Correlation Between Crown Asia and SSI
Can any of the company-specific risk be diversified away by investing in both Crown Asia and SSI at the same time? Although using a correlation coefficient on its own may not help to predict future stock returns, this module helps to understand the diversifiable risk of combining Crown Asia and SSI into the same portfolio, which is an essential part of the fundamental portfolio management process.
By analyzing existing cross correlation between Crown Asia Chemicals and SSI Group, you can compare the effects of market volatilities on Crown Asia and SSI and check how they will diversify away market risk if combined in the same portfolio for a given time horizon. You can also utilize pair trading strategies of matching a long position in Crown Asia with a short position of SSI. Check out your portfolio center. Please also check ongoing floating volatility patterns of Crown Asia and SSI.

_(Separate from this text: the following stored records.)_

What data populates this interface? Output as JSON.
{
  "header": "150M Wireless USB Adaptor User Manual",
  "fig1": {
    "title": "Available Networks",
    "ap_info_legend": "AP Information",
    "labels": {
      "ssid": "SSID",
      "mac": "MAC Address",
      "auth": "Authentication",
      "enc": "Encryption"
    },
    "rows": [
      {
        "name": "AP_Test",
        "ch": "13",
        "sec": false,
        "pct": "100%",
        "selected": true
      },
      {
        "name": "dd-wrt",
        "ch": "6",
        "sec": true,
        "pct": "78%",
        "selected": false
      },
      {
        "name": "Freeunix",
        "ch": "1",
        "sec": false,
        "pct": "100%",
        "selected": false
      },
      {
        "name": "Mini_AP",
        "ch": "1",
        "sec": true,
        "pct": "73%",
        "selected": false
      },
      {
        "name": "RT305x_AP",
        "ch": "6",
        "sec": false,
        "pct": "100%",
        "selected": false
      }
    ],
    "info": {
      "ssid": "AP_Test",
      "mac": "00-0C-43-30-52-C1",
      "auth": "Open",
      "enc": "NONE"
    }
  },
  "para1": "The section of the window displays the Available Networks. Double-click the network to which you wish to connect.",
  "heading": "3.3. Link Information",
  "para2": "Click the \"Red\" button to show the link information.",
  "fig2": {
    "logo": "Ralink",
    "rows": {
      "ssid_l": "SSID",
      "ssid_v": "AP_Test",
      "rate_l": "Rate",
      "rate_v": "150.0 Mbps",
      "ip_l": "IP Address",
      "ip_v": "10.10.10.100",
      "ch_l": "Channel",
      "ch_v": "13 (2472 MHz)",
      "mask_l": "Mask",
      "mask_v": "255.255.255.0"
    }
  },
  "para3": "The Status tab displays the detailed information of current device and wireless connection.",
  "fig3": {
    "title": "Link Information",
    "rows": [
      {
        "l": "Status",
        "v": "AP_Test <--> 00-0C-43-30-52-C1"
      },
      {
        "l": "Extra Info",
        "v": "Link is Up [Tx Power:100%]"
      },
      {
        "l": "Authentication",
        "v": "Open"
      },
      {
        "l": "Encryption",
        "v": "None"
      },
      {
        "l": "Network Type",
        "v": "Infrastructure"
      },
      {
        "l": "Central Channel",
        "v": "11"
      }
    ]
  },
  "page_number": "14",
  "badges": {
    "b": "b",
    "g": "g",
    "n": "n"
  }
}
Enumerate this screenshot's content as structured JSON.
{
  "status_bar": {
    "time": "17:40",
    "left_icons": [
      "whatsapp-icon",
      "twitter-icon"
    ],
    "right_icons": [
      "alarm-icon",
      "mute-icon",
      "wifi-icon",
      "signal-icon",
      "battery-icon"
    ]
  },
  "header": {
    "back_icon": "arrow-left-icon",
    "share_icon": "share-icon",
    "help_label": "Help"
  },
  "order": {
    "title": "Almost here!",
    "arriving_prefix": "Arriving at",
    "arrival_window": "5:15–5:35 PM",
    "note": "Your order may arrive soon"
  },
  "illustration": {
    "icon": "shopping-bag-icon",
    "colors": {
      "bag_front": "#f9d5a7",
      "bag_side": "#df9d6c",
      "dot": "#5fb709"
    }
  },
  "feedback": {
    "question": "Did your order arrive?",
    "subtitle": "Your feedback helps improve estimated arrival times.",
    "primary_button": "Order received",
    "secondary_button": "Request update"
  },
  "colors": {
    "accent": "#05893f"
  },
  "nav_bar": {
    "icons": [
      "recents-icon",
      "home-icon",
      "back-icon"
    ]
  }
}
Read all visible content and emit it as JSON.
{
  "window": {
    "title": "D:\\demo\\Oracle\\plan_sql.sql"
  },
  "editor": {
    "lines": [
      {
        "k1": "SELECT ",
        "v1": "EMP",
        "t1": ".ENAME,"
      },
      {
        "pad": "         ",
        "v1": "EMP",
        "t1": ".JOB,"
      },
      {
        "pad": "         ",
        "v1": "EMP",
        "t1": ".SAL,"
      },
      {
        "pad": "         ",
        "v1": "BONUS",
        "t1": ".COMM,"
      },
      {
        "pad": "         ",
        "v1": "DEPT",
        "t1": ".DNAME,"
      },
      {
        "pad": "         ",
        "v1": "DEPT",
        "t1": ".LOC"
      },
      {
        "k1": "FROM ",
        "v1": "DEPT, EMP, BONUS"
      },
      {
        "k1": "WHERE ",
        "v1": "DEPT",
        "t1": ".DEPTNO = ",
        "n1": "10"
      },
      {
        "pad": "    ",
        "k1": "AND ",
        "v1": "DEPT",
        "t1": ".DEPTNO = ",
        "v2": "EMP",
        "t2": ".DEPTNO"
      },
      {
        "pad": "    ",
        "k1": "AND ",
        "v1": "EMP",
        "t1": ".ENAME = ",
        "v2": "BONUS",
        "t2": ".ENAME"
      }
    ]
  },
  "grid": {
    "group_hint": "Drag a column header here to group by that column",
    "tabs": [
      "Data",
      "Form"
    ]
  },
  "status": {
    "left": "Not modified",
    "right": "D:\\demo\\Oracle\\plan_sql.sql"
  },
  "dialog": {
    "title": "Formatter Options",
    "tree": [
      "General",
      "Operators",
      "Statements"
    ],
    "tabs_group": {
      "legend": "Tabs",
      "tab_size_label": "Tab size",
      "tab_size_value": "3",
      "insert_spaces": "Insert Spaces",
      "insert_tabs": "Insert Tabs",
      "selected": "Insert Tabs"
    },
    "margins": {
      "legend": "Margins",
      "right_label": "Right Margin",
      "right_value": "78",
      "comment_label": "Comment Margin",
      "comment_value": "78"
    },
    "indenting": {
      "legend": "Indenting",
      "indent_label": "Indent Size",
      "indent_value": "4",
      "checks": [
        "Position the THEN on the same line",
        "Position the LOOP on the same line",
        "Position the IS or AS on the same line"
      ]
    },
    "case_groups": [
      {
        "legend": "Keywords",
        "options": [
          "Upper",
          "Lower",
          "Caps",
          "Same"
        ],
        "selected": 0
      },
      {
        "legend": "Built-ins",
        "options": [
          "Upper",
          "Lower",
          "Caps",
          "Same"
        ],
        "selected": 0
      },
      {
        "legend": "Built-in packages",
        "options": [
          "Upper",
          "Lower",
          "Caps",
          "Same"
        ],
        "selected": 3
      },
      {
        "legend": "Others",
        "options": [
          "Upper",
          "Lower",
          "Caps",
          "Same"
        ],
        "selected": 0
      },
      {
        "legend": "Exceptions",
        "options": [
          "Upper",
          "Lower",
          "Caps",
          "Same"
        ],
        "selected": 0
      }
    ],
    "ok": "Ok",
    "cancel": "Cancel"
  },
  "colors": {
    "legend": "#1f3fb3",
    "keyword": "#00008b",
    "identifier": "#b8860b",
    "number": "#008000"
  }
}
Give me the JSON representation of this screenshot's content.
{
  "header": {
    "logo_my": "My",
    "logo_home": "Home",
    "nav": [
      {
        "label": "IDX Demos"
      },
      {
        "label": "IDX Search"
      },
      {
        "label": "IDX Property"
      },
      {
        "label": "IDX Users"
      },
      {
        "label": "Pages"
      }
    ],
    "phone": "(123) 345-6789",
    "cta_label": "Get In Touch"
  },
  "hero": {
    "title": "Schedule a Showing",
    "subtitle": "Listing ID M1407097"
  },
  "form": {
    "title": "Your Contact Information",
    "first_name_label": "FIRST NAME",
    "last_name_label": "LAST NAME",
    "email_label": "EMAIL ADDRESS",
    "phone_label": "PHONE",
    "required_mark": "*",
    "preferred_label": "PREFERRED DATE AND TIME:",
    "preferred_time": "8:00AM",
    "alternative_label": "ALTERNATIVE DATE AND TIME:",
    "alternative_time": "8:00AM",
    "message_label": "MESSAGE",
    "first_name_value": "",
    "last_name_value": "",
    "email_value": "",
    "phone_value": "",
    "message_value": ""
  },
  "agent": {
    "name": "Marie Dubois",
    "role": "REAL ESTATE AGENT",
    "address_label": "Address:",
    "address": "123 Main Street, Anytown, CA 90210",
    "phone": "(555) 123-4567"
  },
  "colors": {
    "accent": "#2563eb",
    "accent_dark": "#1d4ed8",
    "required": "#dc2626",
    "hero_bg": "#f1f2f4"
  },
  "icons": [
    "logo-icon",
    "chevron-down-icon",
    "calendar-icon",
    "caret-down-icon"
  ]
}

Diversification Opportunities for Crown Asia and SSI
0.36 | Correlation Coefficient |
Weak diversification
The 3 months correlation between Crown and SSI is 0.36. Overlapping area represents the amount of risk that can be diversified away by holding Crown Asia Chemicals and SSI Group in the same portfolio, assuming nothing else is changed. The correlation between historical prices or returns on SSI Group and Crown Asia is a relative statistical measure of the degree to which these equity instruments tend to move together. The correlation coefficient measures the extent to which returns on Crown Asia Chemicals are associated (or correlated) with SSI. Values of the correlation coefficient range from -1 to +1, where. The correlation of zero (0) is possible when the price movement of SSI Group has no effect on the direction of Crown Asia i.e., Crown Asia and SSI go up and down completely randomly.
Pair Corralation between Crown Asia and SSI
Assuming the 90 days trading horizon Crown Asia Chemicals is expected to under-perform the SSI. But the stock apears to be less risky and, when comparing its historical volatility, Crown Asia Chemicals is 1.05 times less risky than SSI. The stock trades about -0.05 of its potential returns per unit of risk. The SSI Group is currently generating about 0.05 of returns per unit of risk over similar time horizon. If you would invest 314.00 in SSI Group on October 5, 2024 and sell it today you would earn a total of 4.00 from holding SSI Group or generate 1.27% return on investment over 90 days.
Time Period | 3 Months [change] |
Direction | Moves Together |
Strength | Very Weak |
Accuracy | 88.89% |
Values | Daily Returns |
Crown Asia Chemicals vs. SSI Group
Performance |
Timeline |
Crown Asia Chemicals |
Risk-Adjusted Performance
0 of 100
Weak | Strong |
Very Weak
SSI Group |
Crown Asia and SSI Volatility Contrast
Predicted Return Density |
Returns |
Pair Trading with Crown Asia and SSI
The main advantage of trading using opposite Crown Asia and SSI positions is that it hedges away some unsystematic risk. Because of two separate transactions, even if Crown Asia position performs unexpectedly, SSI can make up some of the losses. Pair trading also minimizes risk from directional movements in the market. For example, if an entire industry or sector drops because of unexpected headlines, the short position in SSI will offset losses from the drop in SSI's long position.The idea behind Crown Asia Chemicals and SSI Group pairs trading is to make the combined position market-neutral, meaning the overall market's direction will not affect its win or loss (or potential downside or upside). This can be achieved by designing a pairs trade with two highly correlated stocks or equities that operate in a similar space or sector, making it possible to obtain profits through simple and relatively low-risk investment.Check out your portfolio center.Note that this page's information should be used as a complementary analysis to find the right mix of equity instruments to add to your existing portfolios or create a brand new portfolio. You can also try the Watchlist Optimization module to optimize watchlists to build efficient portfolios or rebalance existing positions based on the mean-variance optimization algorithm.